Iceland has some cold, windy, and variable weather, so adjust your travel plans according to the climate and prepare in advance. Since public transportation is not always available, visitors interested in exploring nightlife will find renting a car or reserving a taxi in advance helpful.
Bars and Clubs
Reykjavik only has a few explicitly gay clubs and bars, but the majority of the capital's venues offer a welcoming environment for people of all backgrounds.
- Kiki Queer Bar: This bar and nightclub located on the second and third floor of Laugavegur 22 (enter on Klapparstígur) is a fun place for dancing and is located at an address the LGBTQ+ crowd in Iceland is strongly connected to.

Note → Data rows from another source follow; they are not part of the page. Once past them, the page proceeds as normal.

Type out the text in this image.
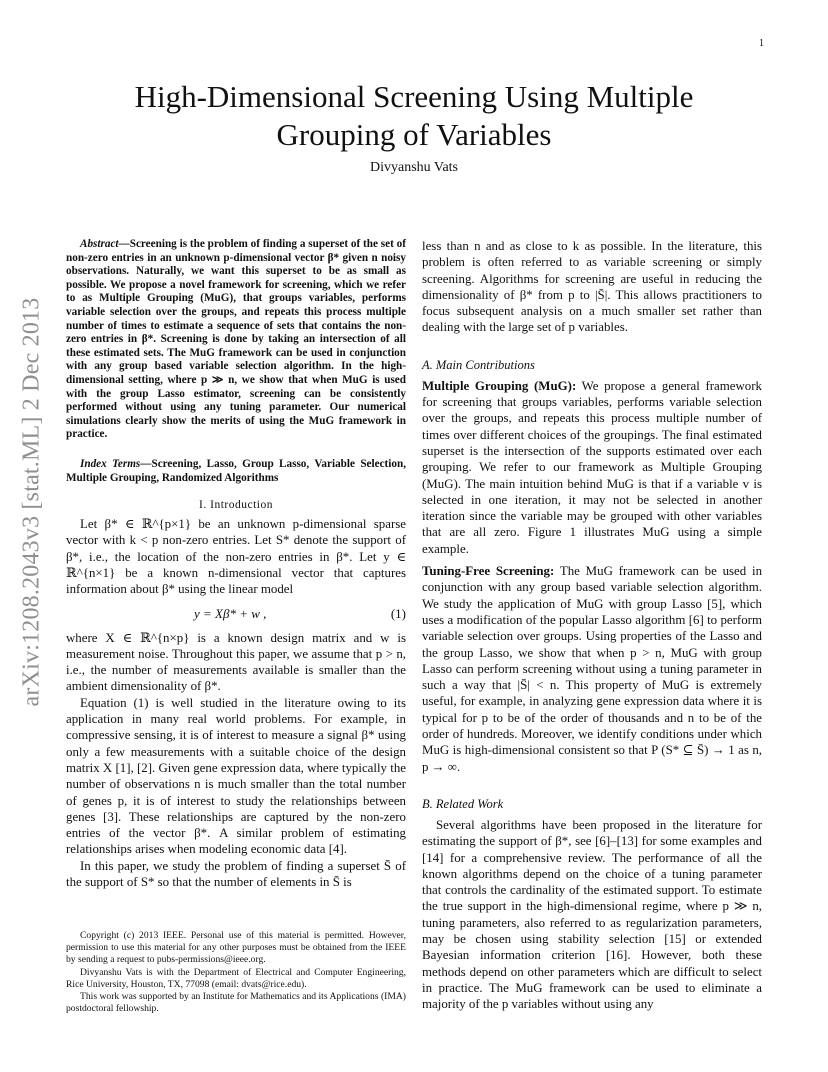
1
High-Dimensional Screening Using Multiple
Grouping of Variables
Divyanshu Vats
arXiv:1208.2043v3 [stat.ML] 2 Dec 2013

Abstract—Screening is the problem of finding a superset of the set of non-zero entries in an unknown p-dimensional vector β* given n noisy observations. Naturally, we want this superset to be as small as possible. We propose a novel framework for screening, which we refer to as Multiple Grouping (MuG), that groups variables, performs variable selection over the groups, and repeats this process multiple number of times to estimate a sequence of sets that contains the non-zero entries in β*. Screening is done by taking an intersection of all these estimated sets. The MuG framework can be used in conjunction with any group based variable selection algorithm. In the high-dimensional setting, where p ≫ n, we show that when MuG is used with the group Lasso estimator, screening can be consistently performed without using any tuning parameter. Our numerical simulations clearly show the merits of using the MuG framework in practice.

Index Terms—Screening, Lasso, Group Lasso, Variable Selection, Multiple Grouping, Randomized Algorithms

I. Introduction

Let β* ∈ ℝ^{p×1} be an unknown p-dimensional sparse vector with k < p non-zero entries. Let S* denote the support of β*, i.e., the location of the non-zero entries in β*. Let y ∈ ℝ^{n×1} be a known n-dimensional vector that captures information about β* using the linear model

y = Xβ* + w ,	(1)

where X ∈ ℝ^{n×p} is a known design matrix and w is measurement noise. Throughout this paper, we assume that p > n, i.e., the number of measurements available is smaller than the ambient dimensionality of β*.

Equation (1) is well studied in the literature owing to its application in many real world problems. For example, in compressive sensing, it is of interest to measure a signal β* using only a few measurements with a suitable choice of the design matrix X [1], [2]. Given gene expression data, where typically the number of observations n is much smaller than the total number of genes p, it is of interest to study the relationships between genes [3]. These relationships are captured by the non-zero entries of the vector β*. A similar problem of estimating relationships arises when modeling economic data [4].

In this paper, we study the problem of finding a superset S̄ of the support of S* so that the number of elements in S̄ is

Copyright (c) 2013 IEEE. Personal use of this material is permitted. However, permission to use this material for any other purposes must be obtained from the IEEE by sending a request to pubs-permissions@ieee.org.

Divyanshu Vats is with the Department of Electrical and Computer Engineering, Rice University, Houston, TX, 77098 (email: dvats@rice.edu).

This work was supported by an Institute for Mathematics and its Applications (IMA) postdoctoral fellowship.

less than n and as close to k as possible. In the literature, this problem is often referred to as variable screening or simply screening. Algorithms for screening are useful in reducing the dimensionality of β* from p to |S̄|. This allows practitioners to focus subsequent analysis on a much smaller set rather than dealing with the large set of p variables.

A. Main Contributions

Multiple Grouping (MuG): We propose a general framework for screening that groups variables, performs variable selection over the groups, and repeats this process multiple number of times over different choices of the groupings. The final estimated superset is the intersection of the supports estimated over each grouping. We refer to our framework as Multiple Grouping (MuG). The main intuition behind MuG is that if a variable v is selected in one iteration, it may not be selected in another iteration since the variable may be grouped with other variables that are all zero. Figure 1 illustrates MuG using a simple example.

Tuning-Free Screening: The MuG framework can be used in conjunction with any group based variable selection algorithm. We study the application of MuG with group Lasso [5], which uses a modification of the popular Lasso algorithm [6] to perform variable selection over groups. Using properties of the Lasso and the group Lasso, we show that when p > n, MuG with group Lasso can perform screening without using a tuning parameter in such a way that |S̄| < n. This property of MuG is extremely useful, for example, in analyzing gene expression data where it is typical for p to be of the order of thousands and n to be of the order of hundreds. Moreover, we identify conditions under which MuG is high-dimensional consistent so that P (S* ⊆ S̄) → 1 as n, p → ∞.

B. Related Work

Several algorithms have been proposed in the literature for estimating the support of β*, see [6]–[13] for some examples and [14] for a comprehensive review. The performance of all the known algorithms depend on the choice of a tuning parameter that controls the cardinality of the estimated support. To estimate the true support in the high-dimensional regime, where p ≫ n, tuning parameters, also referred to as regularization parameters, may be chosen using stability selection [15] or extended Bayesian information criterion [16]. However, both these methods depend on other parameters which are difficult to select in practice. The MuG framework can be used to eliminate a majority of the p variables without using any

The spot has housed other gay bars and served a subculture hub over the years.
- Bravó: Look for local beers during happy hour and enjoy the DJs at this gay-friendly and cozy bar on the street level of Laugavegur 22.
- Curious: A gay venue that is open to everyone, Curious offers a bar on the bottom level and a dance club upstairs, as well as healthy food and special events.

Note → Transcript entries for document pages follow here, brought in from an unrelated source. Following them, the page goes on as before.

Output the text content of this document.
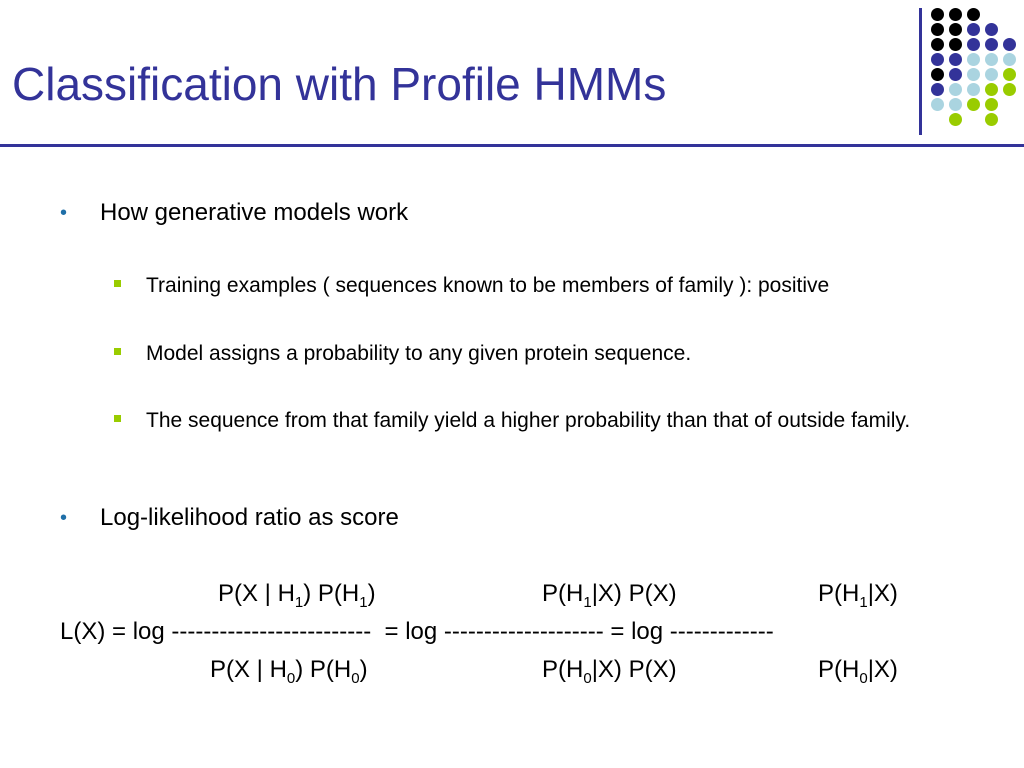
Classification with Profile HMMs
• How generative models work
Training examples ( sequences known to be members of family ): positive
Model assigns a probability to any given protein sequence.
The sequence from that family yield a higher probability than that of outside family.
• Log-likelihood ratio as score
P(X | $H_1$) $P(H_1)$	$P(H_1|X)$ P(X)	$P(H_1|X)$
L(X) = log -------------------------  = log -------------------- = log -------------
P(X | $H_0$) $P(H_0)$	$P(H_0|X)$ P(X)	$P(H_0|X)$
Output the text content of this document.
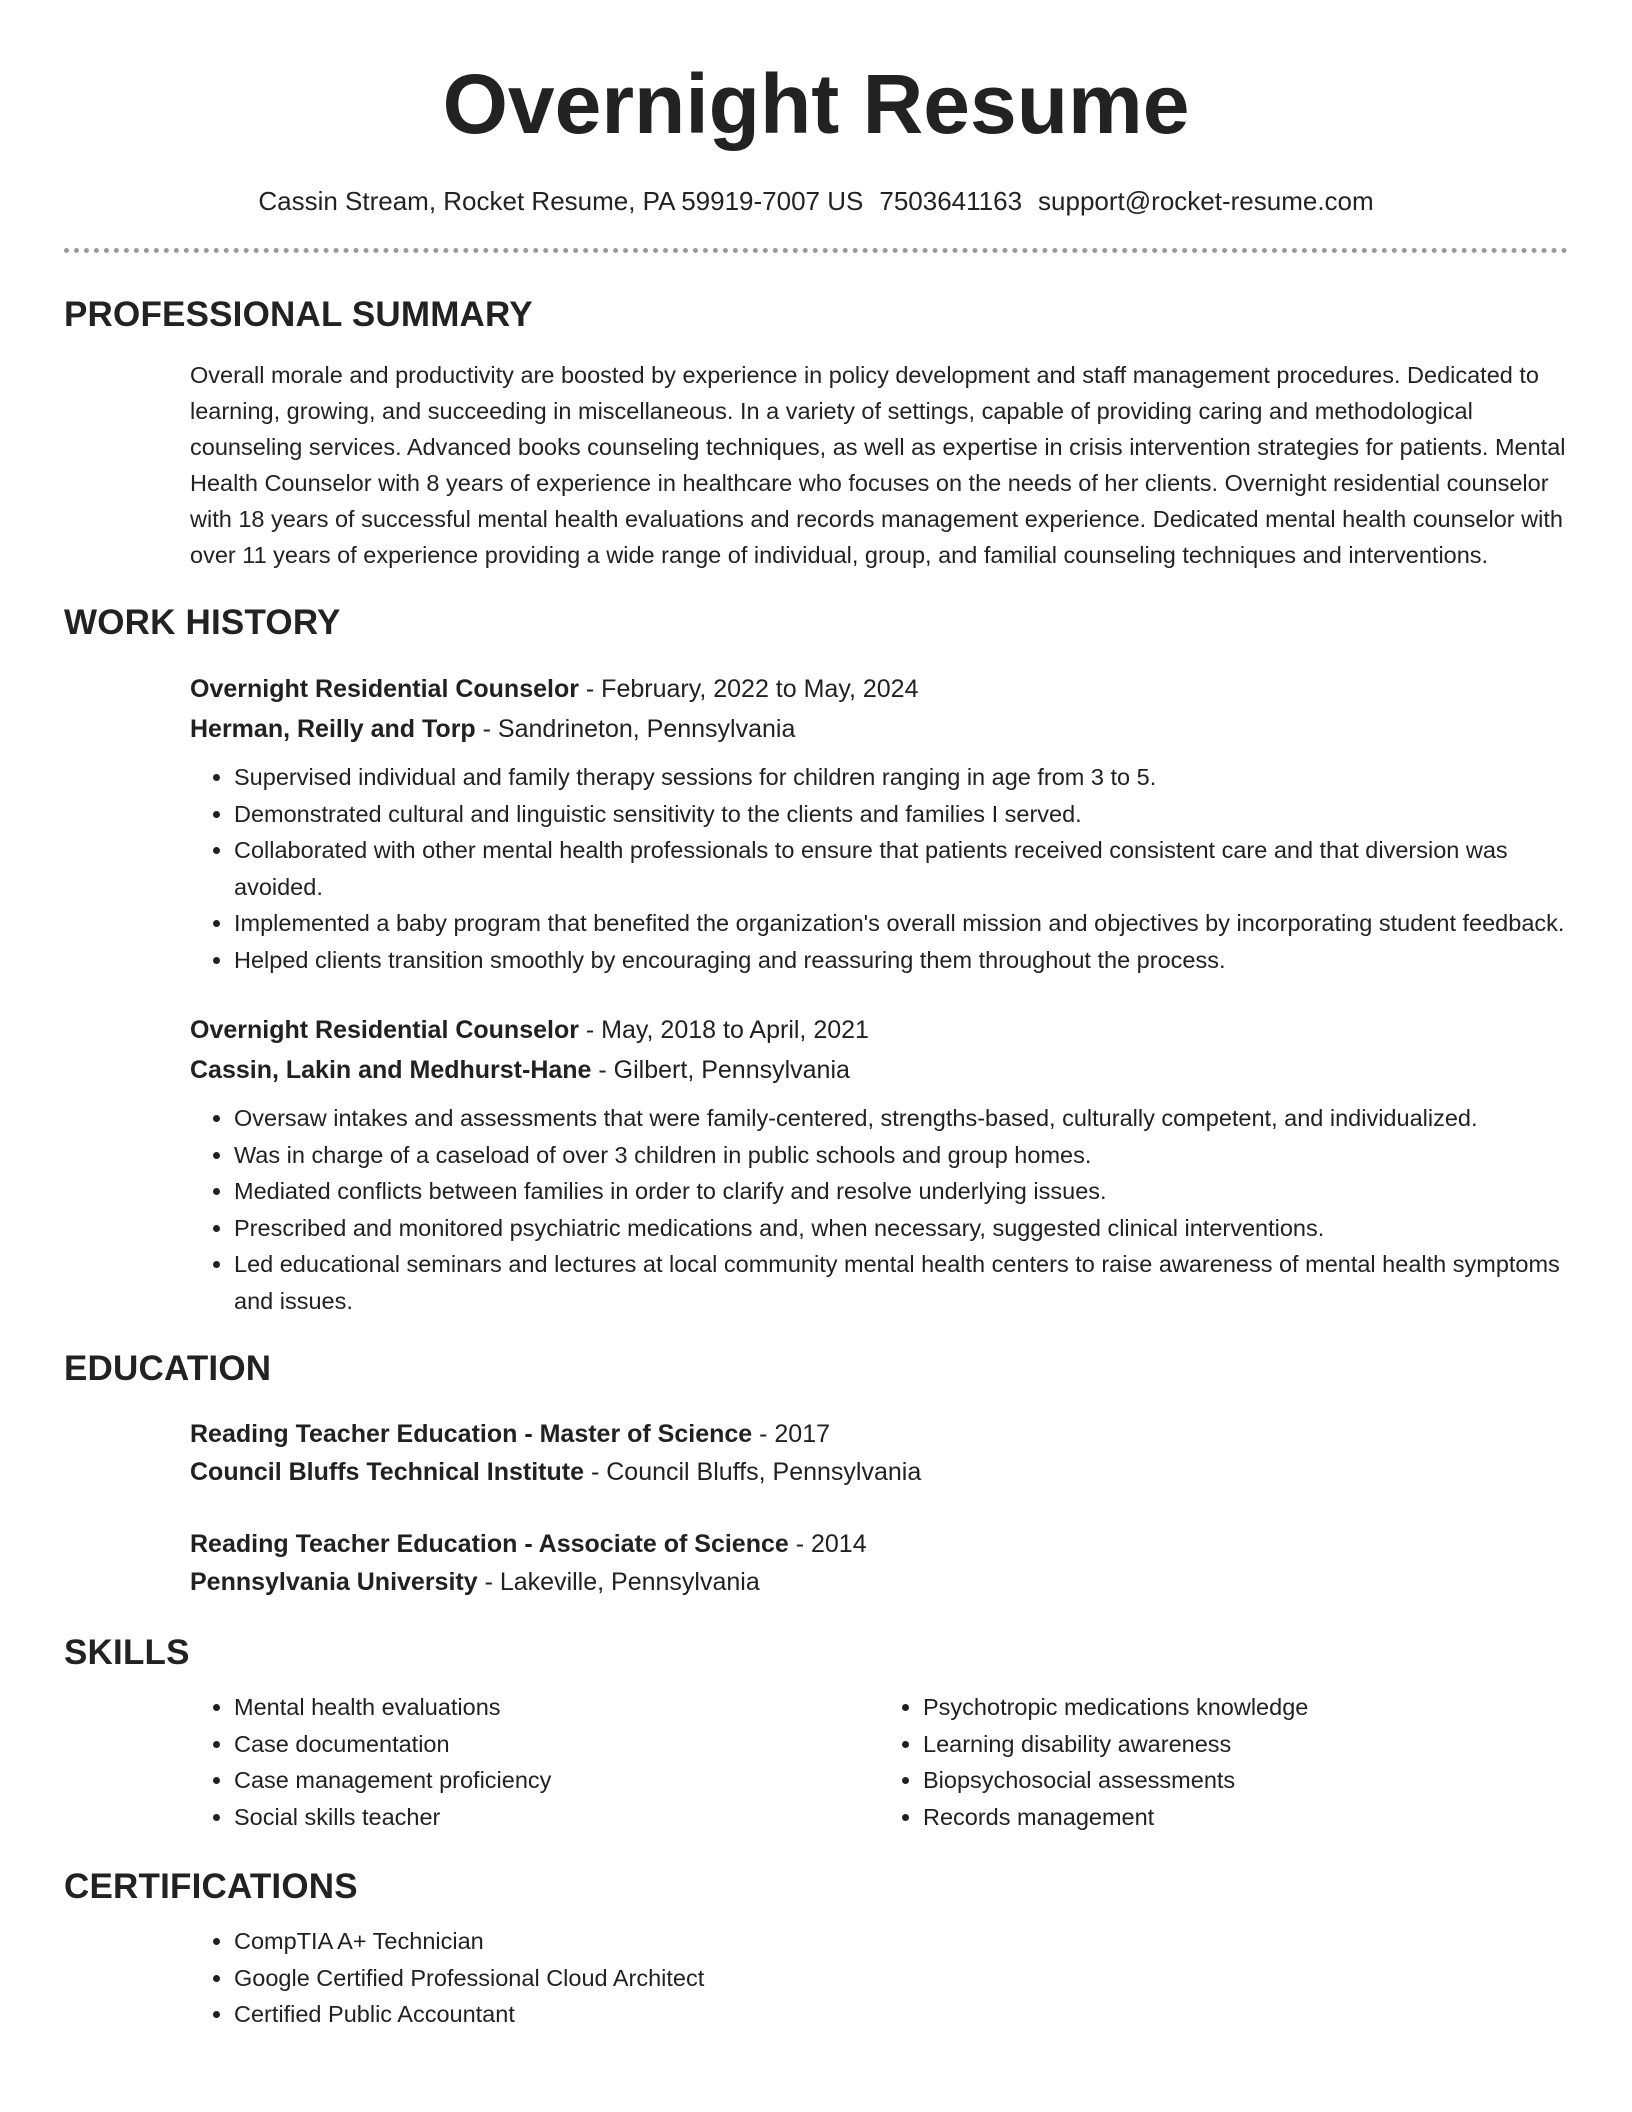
Overnight Resume
Cassin Stream, Rocket Resume, PA 59919-7007 US 7503641163 support@rocket-resume.com
PROFESSIONAL SUMMARY

Overall morale and productivity are boosted by experience in policy development and staff management procedures. Dedicated to learning, growing, and succeeding in miscellaneous. In a variety of settings, capable of providing caring and methodological counseling services. Advanced books counseling techniques, as well as expertise in crisis intervention strategies for patients. Mental Health Counselor with 8 years of experience in healthcare who focuses on the needs of her clients. Overnight residential counselor with 18 years of successful mental health evaluations and records management experience. Dedicated mental health counselor with over 11 years of experience providing a wide range of individual, group, and familial counseling techniques and interventions.

WORK HISTORY
Overnight Residential Counselor - February, 2022 to May, 2024
Herman, Reilly and Torp - Sandrineton, Pennsylvania
• Supervised individual and family therapy sessions for children ranging in age from 3 to 5.
• Demonstrated cultural and linguistic sensitivity to the clients and families I served.
• Collaborated with other mental health professionals to ensure that patients received consistent care and that diversion was avoided.
• Implemented a baby program that benefited the organization's overall mission and objectives by incorporating student feedback.
• Helped clients transition smoothly by encouraging and reassuring them throughout the process.
Overnight Residential Counselor - May, 2018 to April, 2021
Cassin, Lakin and Medhurst-Hane - Gilbert, Pennsylvania
• Oversaw intakes and assessments that were family-centered, strengths-based, culturally competent, and individualized.
• Was in charge of a caseload of over 3 children in public schools and group homes.
• Mediated conflicts between families in order to clarify and resolve underlying issues.
• Prescribed and monitored psychiatric medications and, when necessary, suggested clinical interventions.
• Led educational seminars and lectures at local community mental health centers to raise awareness of mental health symptoms and issues.
EDUCATION
Reading Teacher Education - Master of Science - 2017
Council Bluffs Technical Institute - Council Bluffs, Pennsylvania
Reading Teacher Education - Associate of Science - 2014
Pennsylvania University - Lakeville, Pennsylvania
SKILLS
• Mental health evaluations
• Case documentation
• Case management proficiency
• Social skills teacher
• Psychotropic medications knowledge
• Learning disability awareness
• Biopsychosocial assessments
• Records management
CERTIFICATIONS
• CompTIA A+ Technician
• Google Certified Professional Cloud Architect
• Certified Public Accountant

- Gaukurinn: This LGBTQ+ friendly bar and events venue is home to a vegan snack bar VEGANÆS. Check out live Icelandic and international music, a drag show, karaoke, stand-up comedy, and more.
- Loft Hostel: These gay-friendly accommodations offer great views from a balcony cafe/bar overlooking the city center and the hostel holds LGBTQ+ events such as drag shows.
Events or Activities
An abundance of gay-friendly events and things to do take place in Iceland, featuring options from live entertainment and mingling to nature tours and additional forms of recreation.
- Reykjavík Pride Festival: Held in August since 1999, this festival features several days of concerts, parades, educational events, and more. Tens of thousands of attendees show up for one of the capital's most lively gatherings.
- Rainbow Reykjavík: Each February, the country's three-day winter pride event coordinated by LGBTQ+ tour operator Pink Iceland entertains guests from around the world with comedy, music, food, and nature—including everything from waterfalls and blue lagoon tours to seeing the Northern Lights, depending on the weather.
- Pink Iceland also organizes special events like New Year's Eve bonfire parties and tours such as the five-day Nature, Nightlife, and Northern Lights excursion.
- Reykjavik Bear (formerly Bears on Ice): This festive gay social event with international musicians and DJs as well as nature tours takes place every September.
- Reykjavik Queer City Walk: Upon request, Funky Iceland holds fun tours lasting about 1.5 hours around Reykjavík's main landmarks, and the guides detail the city's LGBTQ+ history.
- Open houses: Everyone is welcome to the gay open houses in Reykjavík hosted each Thursday evening by Iceland's gay and lesbian organization Samtökin ’78.
Tips for Going Out in Reykjavik
- For public transportation (Strætó in Icelandic), visitors will find buses are not as popular as in some other countries, but do run all year and include some night buses. Reykjavik offers several 24-hour taxi companies—reserve by calling in advance. If renting a car, take precautions for the summer storms, winter snow, gusty winds, and narrow roads, and always take warm clothing with you.
- Tipping is not common in Iceland as most bills already have a gratuity included. But if you are very impressed with the service, you can tip the wait staff or bartender 10 percent or round up the amount of the bill.
- Don't be surprised if you find long lines at nighttime venues; arrive early, which in Iceland is approximately 1 a.m. On weekends, most bars remain open until around 4:30 or 5:30 a.m.
- Many places don't have dress codes, though locals do tend to spruce up. Casual clothing is usually acceptable, but it's recommended not to wear hiking attire. Confirm dress codes with individual venues before heading out and bring warm layers in the winter.
- Smoking is not allowed inside venues. Look for signs for designated smoking areas.